There were likely to be significant adhesions in the lung from the 1995 bypass, making surgery more difficult, but lessening the risk of pneumothorax or collapsed lung.

The MRI scan is scheduled for April 13. This would give a clear view of the nerves and blood vessels at the top of the neck. It produces a more detailed picture than a CT scan, and allows the images to be taken from almost any angle, as opposed to the CT scan which only displays a horizontal section.

The likely end product is surgical removal of the abnormality within a week of the MRI scan, ie by April 18

Note dated March 16, updated March 25

Chest X-ray March 10 revealed an abnormality at the top of the right lung. Monday March 16 I saw consultant Dr Rebecca Lyall at King's who ordered blood tests an a CT scan. This was done Tuesday March 14 and confirmed that there is a tumour, which Dr Lyall had discussed with Dr Marrinan the chest surgeon with a view to its removal. The good news was that the scan didn't show any signs that the tumour had spread to other parts of the body.

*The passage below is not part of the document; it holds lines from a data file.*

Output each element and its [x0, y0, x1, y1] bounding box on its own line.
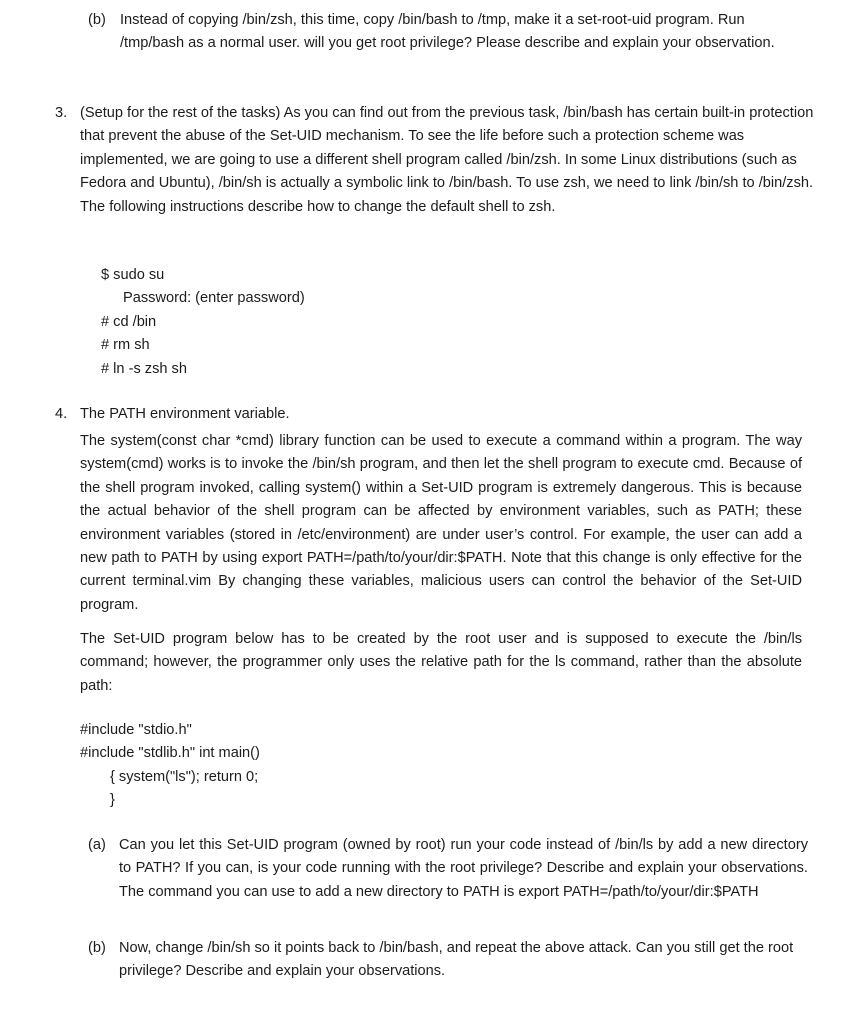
item-4: [55, 403, 815, 426]
part-label: (b): [88, 940, 106, 956]
item-3: [55, 102, 815, 219]
code-line: { system("ls"); return 0;: [110, 768, 259, 785]
part-label: (a): [88, 837, 106, 853]
code-snippet: [80, 719, 480, 813]
item-4-paragraph-1: The system(const char *cmd) library function can be used to execute a command within a program. The way system(cmd) works is to invoke the /bin/sh program, and then let the shell program to execute cmd. Because of the shell program invoked, calling system() within a Set-UID program is extremely dangerous. This is because the actual behavior of the shell program can be affected by environment variables, such as PATH; these environment variables (stored in /etc/environment) are under user’s control. For example, the user can add a new path to PATH by using export PATH=/path/to/your/dir:$PATH. Note that this change is only effective for the current terminal.vim By changing these variables, malicious users can control the behavior of the Set-UID program.: [80, 433, 802, 613]
part-text: Can you let this Set-UID program (owned by root) run your code instead of /bin/ls by add a new directory to PATH? If you can, is your code running with the root privilege? Describe and explain your observations. The command you can use to add a new directory to PATH is export PATH=/path/to/your/dir:$PATH: [119, 837, 808, 900]
item-text: (Setup for the rest of the tasks) As you can find out from the previous task, /bin/bash has certain built-in protection that prevent the abuse of the Set-UID mechanism. To see the life before such a protection scheme was implemented, we are going to use a different shell program called /bin/zsh. In some Linux distributions (such as Fedora and Ubuntu), /bin/sh is actually a symbolic link to /bin/bash. To use zsh, we need to link /bin/sh to /bin/zsh. The following instructions describe how to change the default shell to zsh.: [80, 105, 814, 215]
previous-part-b: [88, 9, 808, 56]
part-text: Instead of copying /bin/zsh, this time, copy /bin/bash to /tmp, make it a set-root-uid program. Run /tmp/bash as a normal user. will you get root privilege? Please describe and explain your observation.: [120, 12, 775, 52]
part-text: Now, change /bin/sh so it points back to /bin/bash, and repeat the above attack. Can you still get the root privilege? Describe and explain your observations.: [119, 940, 794, 980]
part-label: (b): [88, 12, 106, 28]
command-line: # rm sh: [101, 337, 150, 354]
item-title: The PATH environment variable.: [80, 406, 290, 422]
part-a: [88, 834, 808, 904]
command-line: $ sudo su: [101, 267, 165, 283]
item-number: 4.: [55, 406, 68, 422]
item-number: 3.: [55, 105, 68, 121]
item-4-paragraph-2: The Set-UID program below has to be created by the root user and is supposed to execute the /bin/ls command; however, the programmer only uses the relative path for the ls command, rather than the absolute path:: [80, 631, 802, 694]
command-line: # ln -s zsh sh: [101, 360, 187, 377]
command-line: Password: (enter password): [123, 290, 305, 307]
code-line: #include "stdlib.h" int main(): [80, 745, 260, 762]
code-line: #include "stdio.h": [80, 722, 192, 738]
part-b: [88, 937, 808, 984]
code-line: }: [110, 792, 115, 809]
shell-commands: [101, 264, 501, 381]
command-line: # cd /bin: [101, 313, 157, 330]
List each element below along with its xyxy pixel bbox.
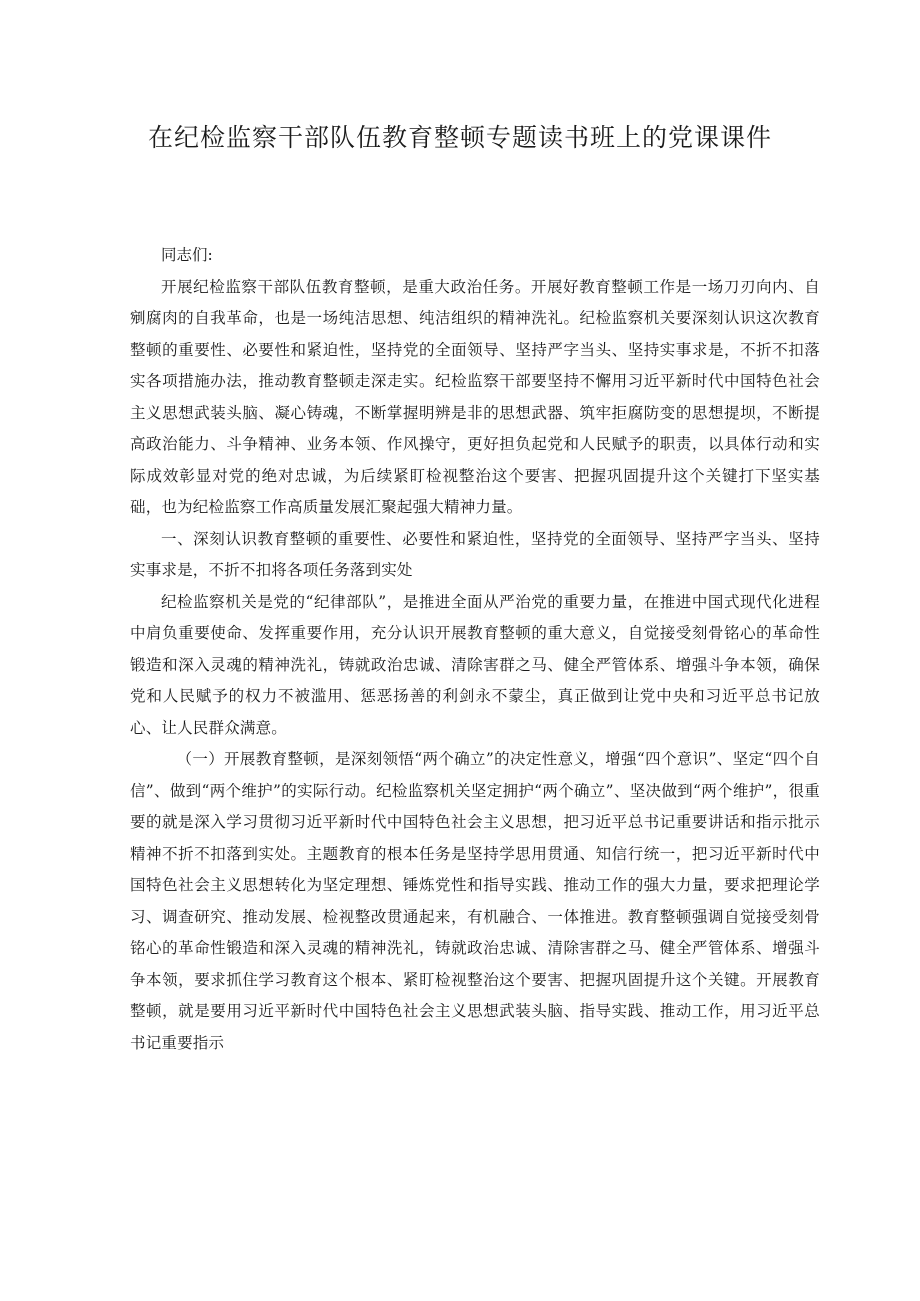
- page-title: 在纪检监察干部队伍教育整顿专题读书班上的党课课件: [147, 123, 772, 152]
- paragraph-intro: 开展纪检监察干部队伍教育整顿，是重大政治任务。开展好教育整顿工作是一场刀刃向内、自剜腐肉的自我革命，也是一场纯洁思想、纯洁组织的精神洗礼。纪检监察机关要深刻认识这次教育整顿的重要性、必要性和紧迫性，坚持党的全面领导、坚持严字当头、坚持实事求是，不折不扣落实各项措施办法，推动教育整顿走深走实。纪检监察干部要坚持不懈用习近平新时代中国特色社会主义思想武装头脑、凝心铸魂，不断掌握明辨是非的思想武器、筑牢拒腐防变的思想提坝，不断提高政治能力、斗争精神、业务本领、作风操守，更好担负起党和人民赋予的职责，以具体行动和实际成效彰显对党的绝对忠诚，为后续紧盯检视整治这个要害、把握巩固提升这个关键打下坚实基础，也为纪检监察工作高质量发展汇聚起强大精神力量。: [130, 277, 820, 516]
- document-body: [130, 240, 820, 1059]
- subsection-1: （一）开展教育整顿，是深刻领悟“两个确立”的决定性意义，增强“四个意识”、坚定“四个自信”、做到“两个维护”的实际行动。纪检监察机关坚定拥护“两个确立”、坚决做到“两个维护”，很重要的就是深入学习贯彻习近平新时代中国特色社会主义思想，把习近平总书记重要讲话和指示批示精神不折不扣落到实处。主题教育的根本任务是坚持学思用贯通、知信行统一，把习近平新时代中国特色社会主义思想转化为坚定理想、锤炼党性和指导实践、推动工作的强大力量，要求把理论学习、调查研究、推动发展、检视整改贯通起来，有机融合、一体推进。教育整顿强调自觉接受刻骨铭心的革命性锻造和深入灵魂的精神洗礼，铸就政治忠诚、清除害群之马、健全严管体系、增强斗争本领，要求抓住学习教育这个根本、紧盯检视整治这个要害、把握巩固提升这个关键。开展教育整顿，就是要用习近平新时代中国特色社会主义思想武装头脑、指导实践、推动工作，用习近平总书记重要指示: [130, 750, 820, 1052]
- paragraph-section-1: 纪检监察机关是党的“纪律部队”，是推进全面从严治党的重要力量，在推进中国式现代化进程中肩负重要使命、发挥重要作用，充分认识开展教育整顿的重大意义，自觉接受刻骨铭心的革命性锻造和深入灵魂的精神洗礼，铸就政治忠诚、清除害群之马、健全严管体系、增强斗争本领，确保党和人民赋予的权力不被滥用、惩恶扬善的利剑永不蒙尘，真正做到让党中央和习近平总书记放心、让人民群众满意。: [130, 592, 820, 737]
- section-heading-1: 一、深刻认识教育整顿的重要性、必要性和紧迫性，坚持党的全面领导、坚持严字当头、坚持实事求是，不折不扣将各项任务落到实处: [130, 529, 820, 579]
- greeting: 同志们:: [161, 246, 213, 264]
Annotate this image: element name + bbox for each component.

Dr Lyall has ordered a MRI scan for April 11 which will show more detail and in particular, how near the tumour is to nerves.

Lung function tests were done on March 17 at 12.00 and after that, a pre-assessmeny for the CT-assisted biopsy which is scheduled for 09.00 March 24,

The consultant's note read 'Looks like R apical lung cancer. No other evidence of spread. Waiting histo'. Jf this is confirmed by the biopsy they probably won't hang about.